The study, published in the prestigious scientific journal "Proceedings of the National Academy of Sciences of the United States of America" ​​(PNAS), presents the genome of the great white shark (Carcharodon carcharias), one of the most charismatic marine animals among the public.

This international consortium of researchers was led by scientists from the Nova Southeastern University in Florida, USA, who compared the DNA of the white shark (Carcharodon carcharias) with other species: from humans to the whale shark. The geneticist Agostinho Antunes, coordinator of the Group of Evolutionary and Bioinformatics Genomics of CIIMAR, was part of this consortium and then was thus involved in this important scientific work of decoding the genome of this iconic predator, and thus understanding  the biology of sharks in general.

 

 

The data revealed that the great genetic content of white shark is enriched with mechanisms that increase the stability of the DNA acting as defenses against DNA damage. These data emphasize a selective pressure that combines: the large size of the genome, high repetition content, high representation of retrotransposons, large body size and also long lifetime. In fact, the white shark can reach 73 years of life and the whale shark can reach 140 years.

 

 

These adaptive mutations were found in genes closely linked to DNA repair, DNA damage response and DNA damage tolerance, among other genes, allowing greater resistance to aging among other diseases.
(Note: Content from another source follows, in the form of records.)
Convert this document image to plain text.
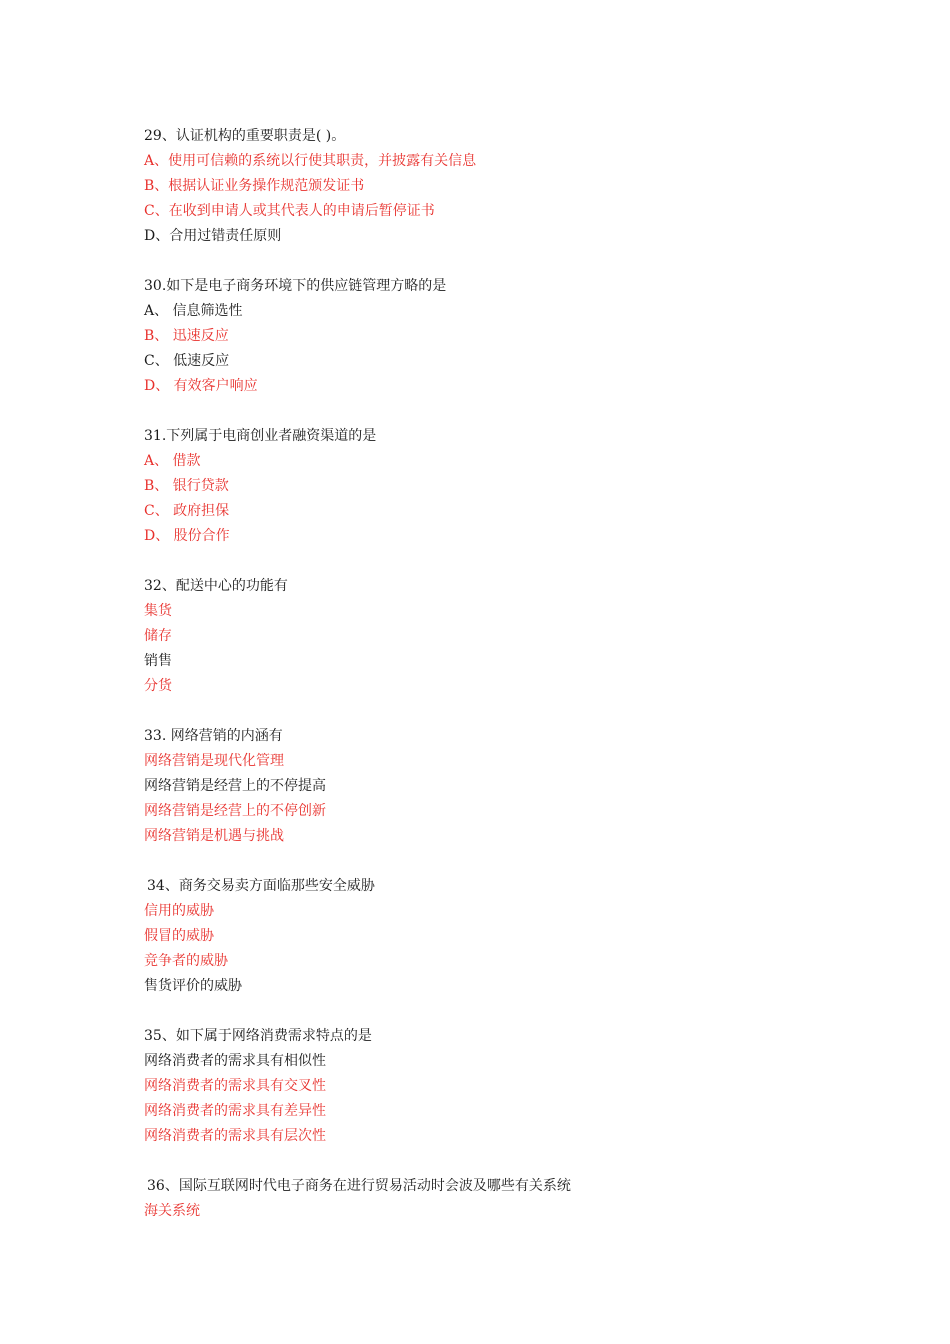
29、认证机构的重要职责是( )。
A、使用可信赖的系统以行使其职责，并披露有关信息
B、根据认证业务操作规范颁发证书
C、在收到申请人或其代表人的申请后暂停证书
D、合用过错责任原则
30.如下是电子商务环境下的供应链管理方略的是
A、 信息筛选性
B、 迅速反应
C、 低速反应
D、 有效客户响应
31.下列属于电商创业者融资渠道的是
A、 借款
B、 银行贷款
C、 政府担保
D、 股份合作
32、配送中心的功能有
集货
储存
销售
分货
33. 网络营销的内涵有
网络营销是现代化管理
网络营销是经营上的不停提高
网络营销是经营上的不停创新
网络营销是机遇与挑战
34、商务交易卖方面临那些安全威胁
信用的威胁
假冒的威胁
竞争者的威胁
售货评价的威胁
35、如下属于网络消费需求特点的是
网络消费者的需求具有相似性
网络消费者的需求具有交叉性
网络消费者的需求具有差异性
网络消费者的需求具有层次性
36、国际互联网时代电子商务在进行贸易活动时会波及哪些有关系统
海关系统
The opposite phenomenon, the instability of the genome, which results from accumulated DNA damage, is well known and predisposes humans to numerous cancers and diseases related to aging. The study also notes molecular adaptations for wound healing, with positive selection in key genes involved in the healing process.

 

 

In addition to the evidence already mentioned, it is also important to note that the white shark has an acute sense of smell. However, the study revealed a genome with very few olfactory receptor encoding genes, an aspect that strongly contrasts with the large number of olfactory genes present in mammals (which is considered to be the largest family of genes in this group of living beings). Nevertheless, the high number of copies of vomeronasal genes found in white shark (13), whale shark (10) and elephant shark (30) suggest that this gene family may explain the strong olfactory sense of these cartilaginous fish.

 

 

The impacts of the study published in the bulletin of the American National Academy of Sciences have wide applications: in addition to helping to direct the conservation efforts for this and other species of sharks, may also be useful for studies related to cancer and aging diseases, as well as to improve the treatment enhancing the healing process in humans.